The firm represented a developer in its successful challenge to the authority of a township to require a developer to construct new sidewalks for the public on established county roads around the outer boundary of its subdivision, where the county and township had no sidewalks. In First DeWitt II, LLC v Charter Twp of DeWitt, an unpublished decision of the Court of Appeals, Docket No. 243217 (2003), the Court of Appeals held that the Township lacked such authority and upheld the developer's right to construct its proposed subdivision without sidewalks along the outer boundary. The Township did not appeal the decision of the Court of Appeals.
Although unpublished, the decision of the Court of Appeals in First Rural Housing Partnership, LLP v City of Howell, Docket No. 241192 (2004), clarified an important issue for protection of basic property rights.

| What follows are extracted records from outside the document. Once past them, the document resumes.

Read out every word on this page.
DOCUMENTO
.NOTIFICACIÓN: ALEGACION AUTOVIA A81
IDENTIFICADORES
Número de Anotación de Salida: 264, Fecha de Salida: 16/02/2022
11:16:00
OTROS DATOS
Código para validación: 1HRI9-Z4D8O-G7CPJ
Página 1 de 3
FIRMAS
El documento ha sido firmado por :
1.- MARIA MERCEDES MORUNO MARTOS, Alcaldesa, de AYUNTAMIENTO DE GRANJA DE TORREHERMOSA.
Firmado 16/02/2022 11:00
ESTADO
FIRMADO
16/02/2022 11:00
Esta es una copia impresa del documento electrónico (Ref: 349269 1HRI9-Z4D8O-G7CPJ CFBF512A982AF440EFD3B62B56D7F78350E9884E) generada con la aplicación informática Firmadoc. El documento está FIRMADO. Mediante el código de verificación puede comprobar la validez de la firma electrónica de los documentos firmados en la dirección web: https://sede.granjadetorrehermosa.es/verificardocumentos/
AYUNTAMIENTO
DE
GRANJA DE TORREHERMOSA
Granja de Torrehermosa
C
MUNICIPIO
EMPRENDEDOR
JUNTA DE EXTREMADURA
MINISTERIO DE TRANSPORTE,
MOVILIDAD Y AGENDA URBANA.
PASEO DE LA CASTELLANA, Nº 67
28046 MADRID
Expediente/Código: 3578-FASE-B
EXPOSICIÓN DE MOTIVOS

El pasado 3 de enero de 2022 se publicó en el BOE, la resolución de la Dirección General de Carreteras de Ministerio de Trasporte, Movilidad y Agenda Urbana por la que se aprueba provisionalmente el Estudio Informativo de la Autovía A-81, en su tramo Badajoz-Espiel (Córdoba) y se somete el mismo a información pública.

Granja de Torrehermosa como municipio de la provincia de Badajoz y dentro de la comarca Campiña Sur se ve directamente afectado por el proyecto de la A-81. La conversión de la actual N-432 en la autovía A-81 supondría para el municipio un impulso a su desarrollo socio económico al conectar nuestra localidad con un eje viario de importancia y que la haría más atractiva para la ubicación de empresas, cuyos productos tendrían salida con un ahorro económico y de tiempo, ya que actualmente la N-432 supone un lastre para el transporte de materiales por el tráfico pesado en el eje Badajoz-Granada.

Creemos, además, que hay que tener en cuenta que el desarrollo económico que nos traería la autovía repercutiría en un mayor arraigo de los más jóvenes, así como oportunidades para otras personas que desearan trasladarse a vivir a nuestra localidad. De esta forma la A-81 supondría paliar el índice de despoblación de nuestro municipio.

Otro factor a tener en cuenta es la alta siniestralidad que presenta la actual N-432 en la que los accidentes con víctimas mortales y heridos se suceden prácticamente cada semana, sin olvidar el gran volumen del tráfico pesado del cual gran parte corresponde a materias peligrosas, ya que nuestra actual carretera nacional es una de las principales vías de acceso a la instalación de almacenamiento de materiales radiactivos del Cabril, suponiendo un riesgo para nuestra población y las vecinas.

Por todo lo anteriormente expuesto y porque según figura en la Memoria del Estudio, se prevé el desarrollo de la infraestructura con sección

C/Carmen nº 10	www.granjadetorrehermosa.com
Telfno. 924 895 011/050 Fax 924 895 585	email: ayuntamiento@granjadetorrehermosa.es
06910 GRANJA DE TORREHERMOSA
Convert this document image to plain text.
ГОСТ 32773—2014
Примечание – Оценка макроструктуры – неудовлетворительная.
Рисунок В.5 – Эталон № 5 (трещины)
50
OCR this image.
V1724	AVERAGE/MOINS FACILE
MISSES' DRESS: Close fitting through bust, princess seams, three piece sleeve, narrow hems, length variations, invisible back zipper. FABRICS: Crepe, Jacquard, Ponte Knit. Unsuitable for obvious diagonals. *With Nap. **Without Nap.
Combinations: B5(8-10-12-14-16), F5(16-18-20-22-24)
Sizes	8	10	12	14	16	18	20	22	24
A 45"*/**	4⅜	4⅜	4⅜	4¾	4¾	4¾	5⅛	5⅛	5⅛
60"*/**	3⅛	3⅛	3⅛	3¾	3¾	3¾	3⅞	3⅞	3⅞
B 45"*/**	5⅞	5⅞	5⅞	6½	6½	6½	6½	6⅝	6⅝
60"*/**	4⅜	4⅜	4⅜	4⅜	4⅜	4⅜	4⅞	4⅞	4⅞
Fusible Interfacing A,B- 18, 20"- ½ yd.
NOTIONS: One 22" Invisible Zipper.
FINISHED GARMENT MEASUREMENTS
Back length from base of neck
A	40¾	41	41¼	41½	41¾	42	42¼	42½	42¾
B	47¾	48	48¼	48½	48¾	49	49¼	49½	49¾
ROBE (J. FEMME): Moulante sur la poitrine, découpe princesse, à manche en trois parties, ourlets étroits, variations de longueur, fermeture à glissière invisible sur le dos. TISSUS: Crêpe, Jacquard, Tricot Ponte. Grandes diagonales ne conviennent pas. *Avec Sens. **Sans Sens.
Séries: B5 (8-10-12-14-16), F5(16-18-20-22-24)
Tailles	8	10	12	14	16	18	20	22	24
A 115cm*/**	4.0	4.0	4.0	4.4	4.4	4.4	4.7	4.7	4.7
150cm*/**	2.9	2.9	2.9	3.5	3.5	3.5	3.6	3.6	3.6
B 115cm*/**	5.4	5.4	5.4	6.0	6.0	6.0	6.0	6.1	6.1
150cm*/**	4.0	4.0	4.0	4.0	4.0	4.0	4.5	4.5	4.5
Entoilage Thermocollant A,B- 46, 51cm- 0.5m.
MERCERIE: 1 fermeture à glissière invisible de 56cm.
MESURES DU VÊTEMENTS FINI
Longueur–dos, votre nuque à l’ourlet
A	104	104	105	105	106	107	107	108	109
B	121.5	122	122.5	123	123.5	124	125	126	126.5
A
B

The firm represented a developer in its challenge to the constitutionality of the zoning of its property. Insurance defense counsel for the City, as is common, moved to dismiss, claiming that the circuit court lacked subject matter jurisdiction because the issue presented was not ripe for judicial review. The trial court concluded that it lacked jurisdiction because the developer had filed an original action alleging a taking rather than appealing the adverse decision of the zoning board of appeals on a variance request. The Court of Appeals reversed, finding that the circuit court had subject matter jurisdiction; the property owner could bring its constitutional claim and is not limited to an administrative appeal. The City appealed the Court of Appeals decision to the Supreme Court, and the Supreme Court denied the City's application for leave to appeal.
Other reported opinions of the courts in cases in which the Firm’s attorneys represented parties or assisted the court as amicus also include:
General Aviation, Inc v Capital Region Airport Authority, 224 Mich App 710 (1997), in the Michigan Court of Appeals;
Kendall Medical v Progressive Medical, 85 F3d 1570 (CA 6, 1996), in the United States Court of Appeals for the Sixth Circuit;
K&K v Michigan Department of Natural Resources, 217 Mich App 56 (1996); 456 Mich 570 (1998);
Volkema v Michigan Department of Natural Resources, 214 Mich App 66 (1996), in the Michigan Court of Appeals and Michigan Supreme Court.